Unmanned Aerial Vehicles (UAVs aka “drones”) have quickly become a profitable tool used for everything from aerial wedding photography to easing outdoor research to providing eyes in the sky for the military. But what else are drones providing other then extremely useful tools? Billions.
Darryl and Vasigh (2013) estimated our now nascent UAV industry will expand into an $82.1 billion dollar industry between 2015-2025. Total direct, new jobs created by 2025 will be an estimated 103,776. Some of the top uses for unmanned aircraft systems to date are precision agriculture and public safety. Every year that this crucial integration is delayed, we loose an estimated 10 billion a year in potential economic impact.
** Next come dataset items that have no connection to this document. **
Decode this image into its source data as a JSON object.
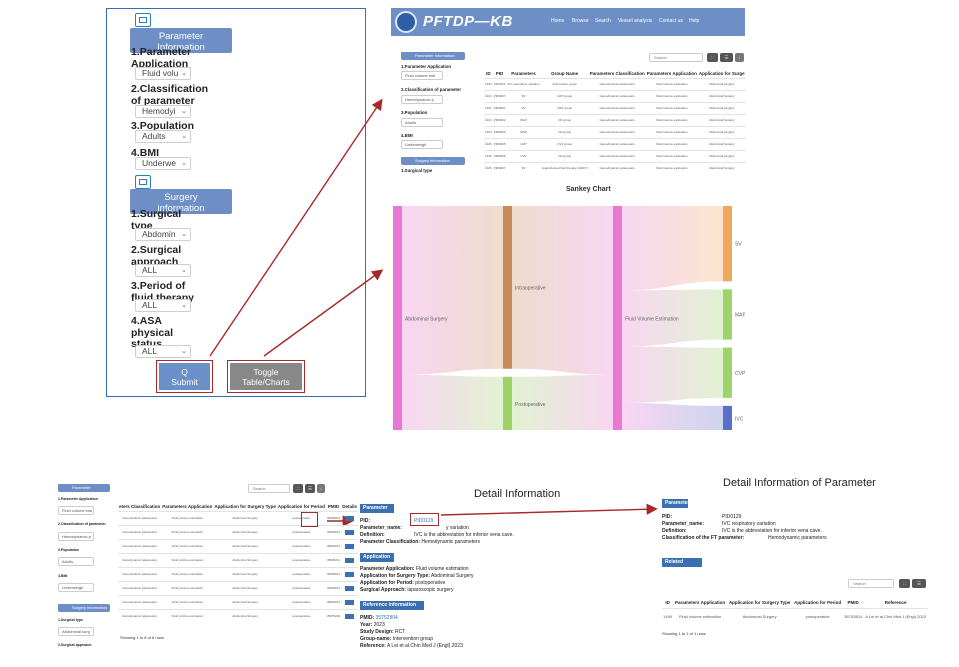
{
  "left_panel": {
    "parameter_section": {
      "title_line1": "Parameter",
      "title_line2": "Information",
      "fields": [
        {
          "label_line1": "1.Parameter",
          "label_line2": "Application",
          "value": "Fluid volu"
        },
        {
          "label_line1": "2.Classification",
          "label_line2": "of parameter",
          "value": "Hemodyi"
        },
        {
          "label_line1": "3.Population",
          "label_line2": "",
          "value": "Adults"
        },
        {
          "label_line1": "4.BMI",
          "label_line2": "",
          "value": "Underwe"
        }
      ]
    },
    "surgery_section": {
      "title_line1": "Surgery",
      "title_line2": "information",
      "fields": [
        {
          "label_line1": "1.Surgical",
          "label_line2": "type",
          "label_line3": "",
          "value": "Abdomin"
        },
        {
          "label_line1": "2.Surgical",
          "label_line2": "approach",
          "label_line3": "",
          "value": "ALL"
        },
        {
          "label_line1": "3.Period of",
          "label_line2": "fluid therapy",
          "label_line3": "",
          "value": "ALL"
        },
        {
          "label_line1": "4.ASA",
          "label_line2": "physical",
          "label_line3": "status",
          "value": "ALL"
        }
      ]
    },
    "submit_icon": "Q",
    "submit_label": "Submit",
    "toggle_line1": "Toggle",
    "toggle_line2": "Table/Charts"
  },
  "app": {
    "brand": "PFTDP—KB",
    "nav": [
      "Home",
      "Browse",
      "Search",
      "Vessel analysis",
      "Contact us",
      "Help"
    ],
    "sidebar": {
      "param_head": "Parameter information",
      "labels": [
        "1.Parameter Application",
        "2.Classification of parameter",
        "3.Population",
        "4.BMI"
      ],
      "values": [
        "Fluid volume esti",
        "Hemodynamic p",
        "Adults",
        "Underweigh"
      ],
      "surgery_head": "Surgery information",
      "surgery_label": "1.Surgical type"
    },
    "search_placeholder": "Search",
    "table": {
      "headers": [
        "ID",
        "PID",
        "Parameters",
        "Group Name",
        "Parameters Classification",
        "Parameters Application",
        "Application for Surge"
      ],
      "rows": [
        [
          "1403",
          "PID0119",
          "IVC respiratory variation",
          "Intervention group",
          "Hemodynamic parameters",
          "Fluid volume estimation",
          "Abdominal Surgery"
        ],
        [
          "1404",
          "PID0007",
          "SV",
          "GDT group",
          "Hemodynamic parameters",
          "Fluid volume estimation",
          "Abdominal Surgery"
        ],
        [
          "1407",
          "PID0007",
          "SV",
          "GDT group",
          "Hemodynamic parameters",
          "Fluid volume estimation",
          "Abdominal Surgery"
        ],
        [
          "1404",
          "PID0002",
          "MAP",
          "CD group",
          "Hemodynamic parameters",
          "Fluid volume estimation",
          "Abdominal Surgery"
        ],
        [
          "1404",
          "PID0002",
          "MAP",
          "CD group",
          "Hemodynamic parameters",
          "Fluid volume estimation",
          "Abdominal Surgery"
        ],
        [
          "1406",
          "PID0005",
          "CVP",
          "CVV group",
          "Hemodynamic parameters",
          "Fluid volume estimation",
          "Abdominal Surgery"
        ],
        [
          "1406",
          "PID0005",
          "CVP",
          "CD group",
          "Hemodynamic parameters",
          "Fluid volume estimation",
          "Abdominal Surgery"
        ],
        [
          "1406",
          "PID0007",
          "SV",
          "Goal-directed fluid therapy (GDFT)",
          "Hemodynamic parameters",
          "Fluid volume estimation",
          "Abdominal Surgery"
        ]
      ]
    }
  },
  "sankey": {
    "title": "Sankey Chart",
    "nodes": [
      {
        "id": "abdominal",
        "label": "Abdominal Surgery",
        "color": "#e878d4"
      },
      {
        "id": "intra",
        "label": "Intraoperative",
        "color": "#c98a5a"
      },
      {
        "id": "post",
        "label": "Postoperative",
        "color": "#9ed36a"
      },
      {
        "id": "fluid",
        "label": "Fluid Volume Estimation",
        "color": "#e878d4"
      },
      {
        "id": "sv",
        "label": "SV",
        "color": "#f0a85a"
      },
      {
        "id": "map",
        "label": "MAP",
        "color": "#9ed36a"
      },
      {
        "id": "cvp",
        "label": "CVP",
        "color": "#9ed36a"
      },
      {
        "id": "ivc",
        "label": "IVC respiratory variation",
        "color": "#5a6fc8"
      }
    ],
    "links": [
      {
        "source": "abdominal",
        "target": "intra",
        "value": 6
      },
      {
        "source": "abdominal",
        "target": "post",
        "value": 2
      },
      {
        "source": "intra",
        "target": "fluid",
        "value": 6
      },
      {
        "source": "post",
        "target": "fluid",
        "value": 2
      },
      {
        "source": "fluid",
        "target": "sv",
        "value": 3
      },
      {
        "source": "fluid",
        "target": "map",
        "value": 2
      },
      {
        "source": "fluid",
        "target": "cvp",
        "value": 2
      },
      {
        "source": "fluid",
        "target": "ivc",
        "value": 1
      }
    ]
  },
  "bottom_left": {
    "param_head": "Parameter information",
    "labels": [
      "1.Parameter Application",
      "2.Classification of parameter",
      "3.Population",
      "4.BMI"
    ],
    "values": [
      "Fluid volume esti",
      "Hemodynamic p",
      "Adults",
      "Underweigh"
    ],
    "surgery_head": "Surgery information",
    "surgery_labels": [
      "1.Surgical type",
      "2.Surgical approach"
    ],
    "surgery_values": [
      "Abdominal surg"
    ],
    "search_placeholder": "Search",
    "headers": [
      "eters Classification",
      "Parameters Application",
      "Application for Surgery Type",
      "Application for Period",
      "PMID",
      "Details"
    ],
    "rows": [
      [
        "hemodynamic parameters",
        "Fluid volume estimation",
        "Abdominal Surgery",
        "postoperative",
        "35935211"
      ],
      [
        "hemodynamic parameters",
        "Fluid volume estimation",
        "Abdominal Surgery",
        "postoperative",
        "35935211"
      ],
      [
        "hemodynamic parameters",
        "Fluid volume estimation",
        "Abdominal Surgery",
        "postoperative",
        "35935211"
      ],
      [
        "hemodynamic parameters",
        "Fluid volume estimation",
        "Abdominal Surgery",
        "postoperative",
        "35935211"
      ],
      [
        "hemodynamic parameters",
        "Fluid volume estimation",
        "Abdominal Surgery",
        "postoperative",
        "35935211"
      ],
      [
        "hemodynamic parameters",
        "Fluid volume estimation",
        "Abdominal Surgery",
        "postoperative",
        "35935211"
      ],
      [
        "hemodynamic parameters",
        "Fluid volume estimation",
        "Abdominal Surgery",
        "postoperative",
        "35935211"
      ],
      [
        "hemodynamic parameters",
        "Fluid volume estimation",
        "Abdominal Surgery",
        "postoperative",
        "35975204"
      ]
    ],
    "footer": "Showing 1 to 8 of 8 rows"
  },
  "detail": {
    "title": "Detail Information",
    "parameter_head": "Parameter",
    "pid_label": "PID:",
    "pid_value": "PID0129",
    "name_label": "Parameter_name:",
    "name_value": "y variation",
    "def_label": "Definition:",
    "def_value": "IVC is the abbreviation for inferior vena cave.",
    "class_label": "Parameter Classification:",
    "class_value": "Hemodynamic parameters",
    "application_head": "Application",
    "app_rows": [
      {
        "label": "Parameter Application:",
        "value": "Fluid volume estimation"
      },
      {
        "label": "Application for Surgery Type:",
        "value": "Abdominal Surgery"
      },
      {
        "label": "Application for Period:",
        "value": "postoperative"
      },
      {
        "label": "Surgical Approach:",
        "value": "laparoscopic surgery"
      }
    ],
    "ref_head": "Reference information",
    "ref_rows": [
      {
        "label": "PMID:",
        "value": "35752804"
      },
      {
        "label": "Year:",
        "value": "2023"
      },
      {
        "label": "Study Design:",
        "value": "RCT"
      },
      {
        "label": "Group-name:",
        "value": "Intervention group"
      },
      {
        "label": "Reference:",
        "value": "A Lei et al.Chin Med J (Engl).2023"
      }
    ]
  },
  "detail2": {
    "title": "Detail Information of Parameter",
    "parameter_head": "Parameter",
    "rows": [
      {
        "label": "PID:",
        "value": "PID0129"
      },
      {
        "label": "Parameter_name:",
        "value": "IVC respiratory variation"
      },
      {
        "label": "Definition:",
        "value": "IVC is the abbreviation for inferior vena cave."
      },
      {
        "label": "Classification of the FT parameter:",
        "value": "Hemodynamic parameters"
      }
    ],
    "related_head": "Related Studies",
    "search_placeholder": "Search",
    "headers": [
      "ID",
      "Parameters Application",
      "Application for Surgery Type",
      "Application for Period",
      "PMID",
      "Reference"
    ],
    "row": [
      "1490",
      "Fluid volume estimation",
      "Abdominal Surgery",
      "postoperative",
      "35752804",
      "A Lei et al.Chin Med J (Engl).2023"
    ],
    "footer": "Showing 1 to 1 of 1 rows"
  }
}
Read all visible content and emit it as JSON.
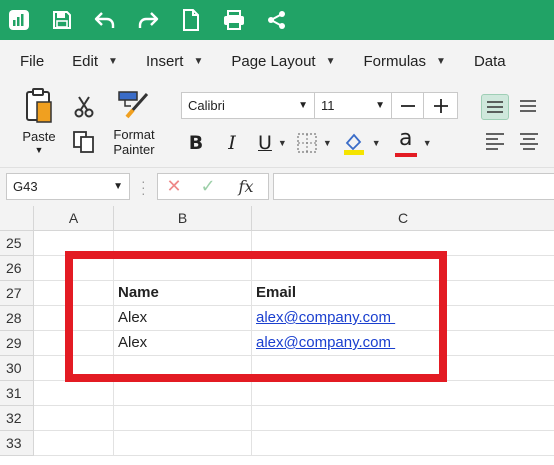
{
  "toolbar": {
    "icons": [
      "app-logo-icon",
      "save-icon",
      "undo-icon",
      "redo-icon",
      "new-document-icon",
      "print-icon",
      "share-icon"
    ]
  },
  "menu": {
    "items": [
      {
        "label": "File",
        "has_caret": false
      },
      {
        "label": "Edit",
        "has_caret": true
      },
      {
        "label": "Insert",
        "has_caret": true
      },
      {
        "label": "Page Layout",
        "has_caret": true
      },
      {
        "label": "Formulas",
        "has_caret": true
      },
      {
        "label": "Data",
        "has_caret": false
      }
    ]
  },
  "ribbon": {
    "paste_label": "Paste",
    "format_painter_label_1": "Format",
    "format_painter_label_2": "Painter",
    "font_name": "Calibri",
    "font_size": "11",
    "bold_label": "B",
    "italic_label": "I",
    "underline_label": "U",
    "font_color_label": "a",
    "highlight_color": "#f5e400",
    "font_color": "#e31b23"
  },
  "formula_bar": {
    "cell_reference": "G43",
    "cancel_symbol": "✕",
    "confirm_symbol": "✓",
    "fx_label": "fx",
    "formula_value": ""
  },
  "grid": {
    "columns": [
      "A",
      "B",
      "C"
    ],
    "rows": [
      {
        "num": "25",
        "b": "",
        "c": ""
      },
      {
        "num": "26",
        "b": "",
        "c": ""
      },
      {
        "num": "27",
        "b": "Name",
        "c": "Email"
      },
      {
        "num": "28",
        "b": "Alex",
        "c": "alex@company.com "
      },
      {
        "num": "29",
        "b": "Alex",
        "c": "alex@company.com "
      },
      {
        "num": "30",
        "b": "",
        "c": ""
      },
      {
        "num": "31",
        "b": "",
        "c": ""
      },
      {
        "num": "32",
        "b": "",
        "c": ""
      },
      {
        "num": "33",
        "b": "",
        "c": ""
      }
    ]
  },
  "colors": {
    "brand": "#21a366",
    "highlight_border": "#e31b23",
    "link": "#1a3fcf"
  }
}
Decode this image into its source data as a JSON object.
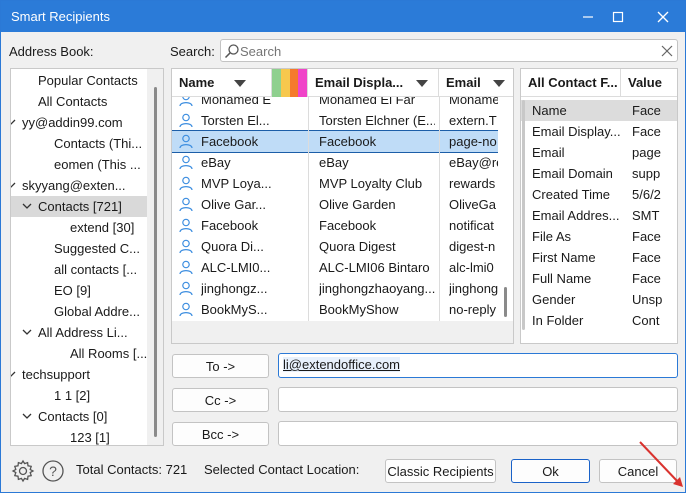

With such benefits, what’s the hold up? Simply put, the Federal Aviation Administration (FAA) wants to make sure that sufficient research is conducted to insure that UAV integration goes smoothly. They choose six test sites to carry out this research. The FAA is also developing regulations, guidance, and training requirements. The journey of this integration will culminate in an airspace integration policy wherein UAV will be more neatly folded into the National Airspace System. My question simply is; Will the FAA’s need for extensive restrictions hold up or limit a billion dollar industry? I guess we will find out in the next five to ten years.
Federal Aviation Administration. 2013. Integration of Civil Unmanned Aircraft Systems (UAS) in the National Airspace System (NAS) Roadmap. FAA Report 2012-AJG-502. 72 pp. Accessed 7 February, 2016.
Jenkins, Darryl and Bijan Vasigh. 2013. The Economic Impact of Unmanned Aircraft Systems Integration in the United States. AUVSI Report, March 2013. 38 pp. Accessed 7 February, 2016.